Our final RSC trip of the year was chosen on the back of not being able to get tickets to see a lecture about original pronunciation in Shakespeare (which obviously sounded really interesting to enough people to sell out really quickly). Stratford seemed the next best option, there were plenty of preview night tickets left for 'The Seven Acts of Mercy' and early pictures of the set looked amazing.
The set, was amazing. I'm always impressed with what they do at The Swan, but this was exceptional. The play explores themes in several Caravaggio paintings, the set plays with the chiaroscuro lighting effects he was famous for, and also uses projected images of his paintings to excellent effect.
I don't read very much contemporary fiction, and don't think I've ever been to see a contemporary play before - I find I feel much the same about both. I'm much more interested in the novels which survive, or resurface, the ones which stand the test of time. The same is definatley true of theatre, so it was probably inevitable that I wouldn't be overly taken with this one.
Switching between Caravaggio painting his altarpiece showing the seven acts of mercy in Naples, and contemporary Liverpool where a dying man is trying to instil both a love of art, and a sense of compassion, into his grandson. Throughout both strands some of the reality of extreme poverty is explored, with specific reference to food banks and the social housing crisis.
Our problem was that as good Guardian reading socialists it was preaching to the choir. I'm not an expert on the iniquities of government policy and how it affects the most vulnerable in society (my companion is, it's her job), I am very aware of how the Just About Managing manage, because that's me and many of my friends.
The issues covered and examples given are important and horrifying, but I'm not sure who this play is meant to reach. Who will see it who isn't fully aware, and already quite angry, about all of these things?
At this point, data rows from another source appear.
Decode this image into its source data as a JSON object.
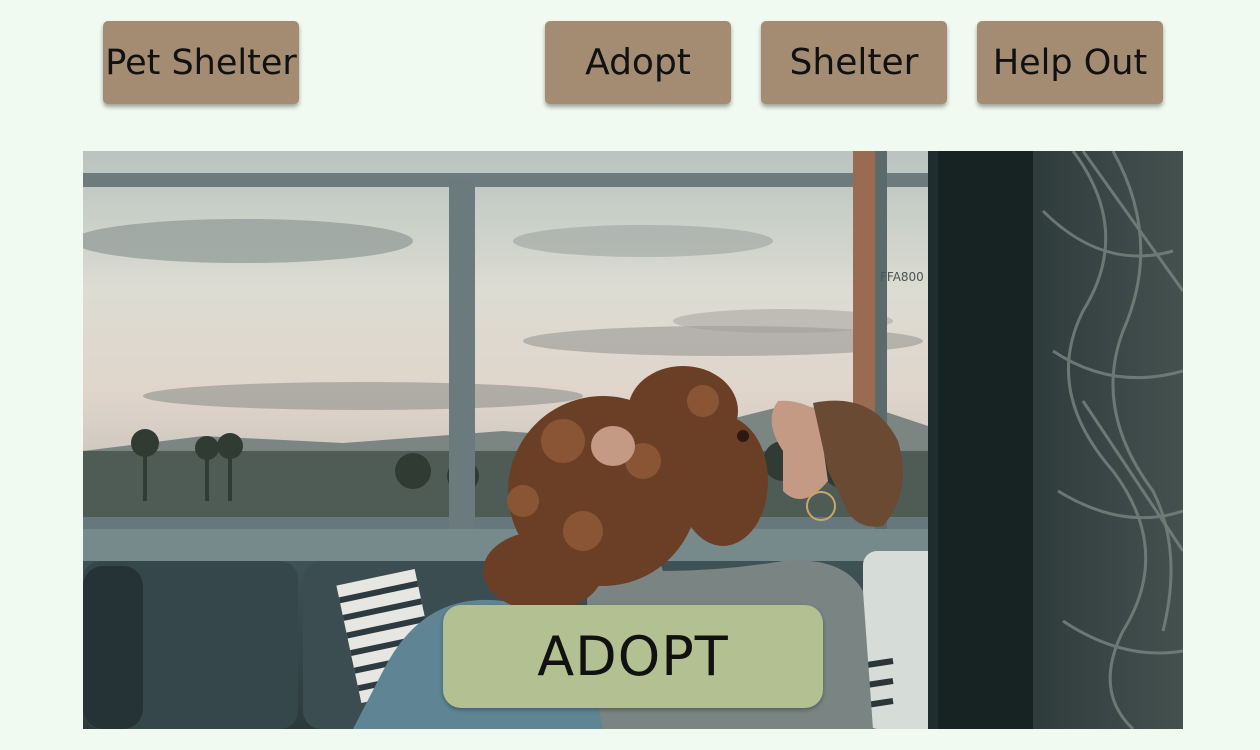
{
  "header": {
    "brand_label": "Pet Shelter",
    "nav": {
      "adopt_label": "Adopt",
      "shelter_label": "Shelter",
      "help_label": "Help Out"
    }
  },
  "hero": {
    "cta_label": "ADOPT",
    "overlay_text": "FFA800"
  },
  "colors": {
    "page_background": "#f1faf0",
    "nav_button": "#a38c72",
    "cta_button": "#b2c092"
  }
}
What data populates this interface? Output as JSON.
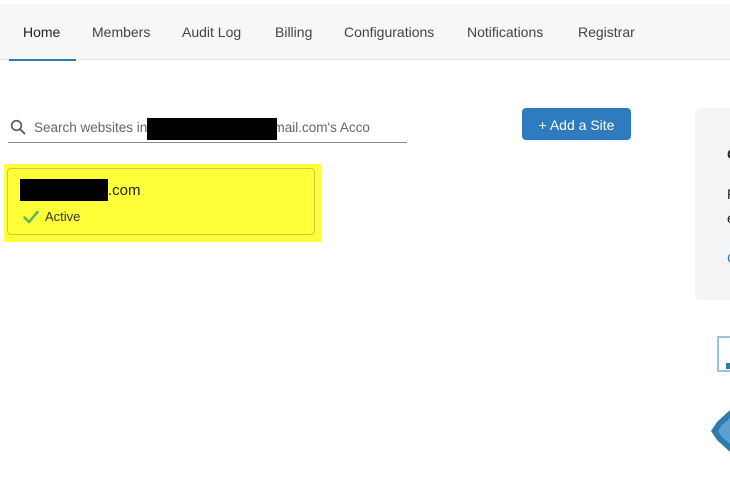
{
  "nav": {
    "tabs": [
      {
        "label": "Home",
        "active": true
      },
      {
        "label": "Members"
      },
      {
        "label": "Audit Log"
      },
      {
        "label": "Billing"
      },
      {
        "label": "Configurations"
      },
      {
        "label": "Notifications"
      },
      {
        "label": "Registrar"
      }
    ]
  },
  "search": {
    "placeholder": "Search websites in                            @gmail.com's Acco"
  },
  "actions": {
    "add_site_label": "+ Add a Site"
  },
  "sites": [
    {
      "domain_suffix": ".com",
      "status": "Active"
    }
  ],
  "side_panel": {
    "frag1": "C",
    "frag2": "F",
    "frag3": "e",
    "frag4": "C"
  },
  "colors": {
    "accent": "#2f7bbf",
    "highlight": "#ffff3a",
    "status_ok": "#5cb85c"
  },
  "icons": {
    "search": "search-icon",
    "check": "check-icon"
  }
}
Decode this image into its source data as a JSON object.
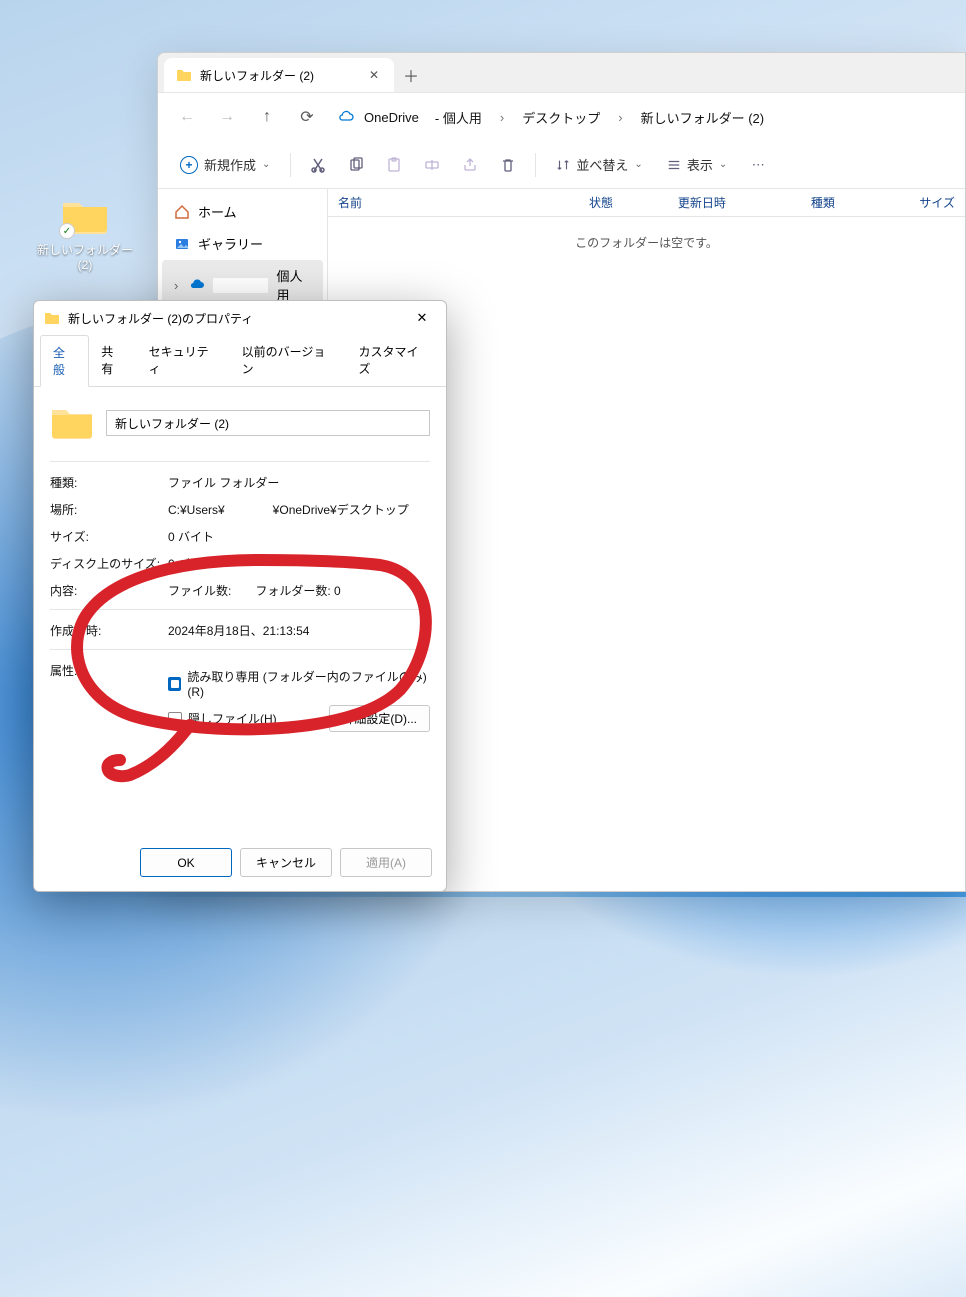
{
  "desktop": {
    "folder_label": "新しいフォルダー (2)"
  },
  "explorer": {
    "tab_title": "新しいフォルダー (2)",
    "breadcrumb": {
      "onedrive": "OneDrive",
      "personal": "- 個人用",
      "desktop": "デスクトップ",
      "current": "新しいフォルダー (2)"
    },
    "toolbar": {
      "new": "新規作成",
      "sort": "並べ替え",
      "view": "表示"
    },
    "sidebar": {
      "home": "ホーム",
      "gallery": "ギャラリー",
      "personal": "個人用"
    },
    "columns": {
      "name": "名前",
      "state": "状態",
      "date": "更新日時",
      "kind": "種類",
      "size": "サイズ"
    },
    "empty_message": "このフォルダーは空です。"
  },
  "props": {
    "title": "新しいフォルダー (2)のプロパティ",
    "tabs": {
      "general": "全般",
      "share": "共有",
      "security": "セキュリティ",
      "prev": "以前のバージョン",
      "customize": "カスタマイズ"
    },
    "name_value": "新しいフォルダー (2)",
    "rows": {
      "kind_label": "種類:",
      "kind_value": "ファイル フォルダー",
      "location_label": "場所:",
      "location_value": "C:¥Users¥　　　　¥OneDrive¥デスクトップ",
      "size_label": "サイズ:",
      "size_value": "0 バイト",
      "disk_label": "ディスク上のサイズ:",
      "disk_value": "0 バイト",
      "content_label": "内容:",
      "content_value": "ファイル数:　　フォルダー数: 0",
      "created_label": "作成日時:",
      "created_value": "2024年8月18日、21:13:54",
      "attr_label": "属性:",
      "readonly": "読み取り専用 (フォルダー内のファイルのみ)(R)",
      "hidden": "隠しファイル(H)",
      "advanced": "詳細設定(D)..."
    },
    "buttons": {
      "ok": "OK",
      "cancel": "キャンセル",
      "apply": "適用(A)"
    }
  }
}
More fundamentally it worried me that all of these people were essentially decent, they were the deserving poor. In my line of work (retail) I see a fair number of people who just about manage by stealing. I'm lucky, I've never been seriously threatened - though I have been threatened, and spent a goodish bit of this year waiting for the police to pick up a shoplifter who has the endearing habit of arming himself with taped together bunches of used syringes. It is mostly my job to avoid him, but in such a way that puts him off stealing (I don't actually know how to do that - if you were wondering). I have colleagues who have been spat on, hit, and threatened with knives as well as syringes. I've seen parents with teenage children come shoplifting as a family, a heavily pregnant woman break down in tears after realising she'd been spotted trying to steal litres of vodka, organised gangs who will clear £500 of spirits of the shelf and be gone in less than 5 minutes. I've also seen alcoholics open bottles and drink them on the shop floor, beyond caring if they're caught or not, and many, many, more.
These are not always the easiest people to feel compassion for, for many of them the system has beyond failed, and conversation about what the answer might be often leads to some really uncomfortable places. I would much rather have watched a play that tried to make sense of that.
We also felt that the Liverpool setting was something of a stereotype. Stratford has food banks, as do the affluent market towns around me in Leicestershire. That speaks to me far more of how big a problem we have as a society, of how badly things are failing, and it's much more uncomfortably close to home for the average attendee at the RSC.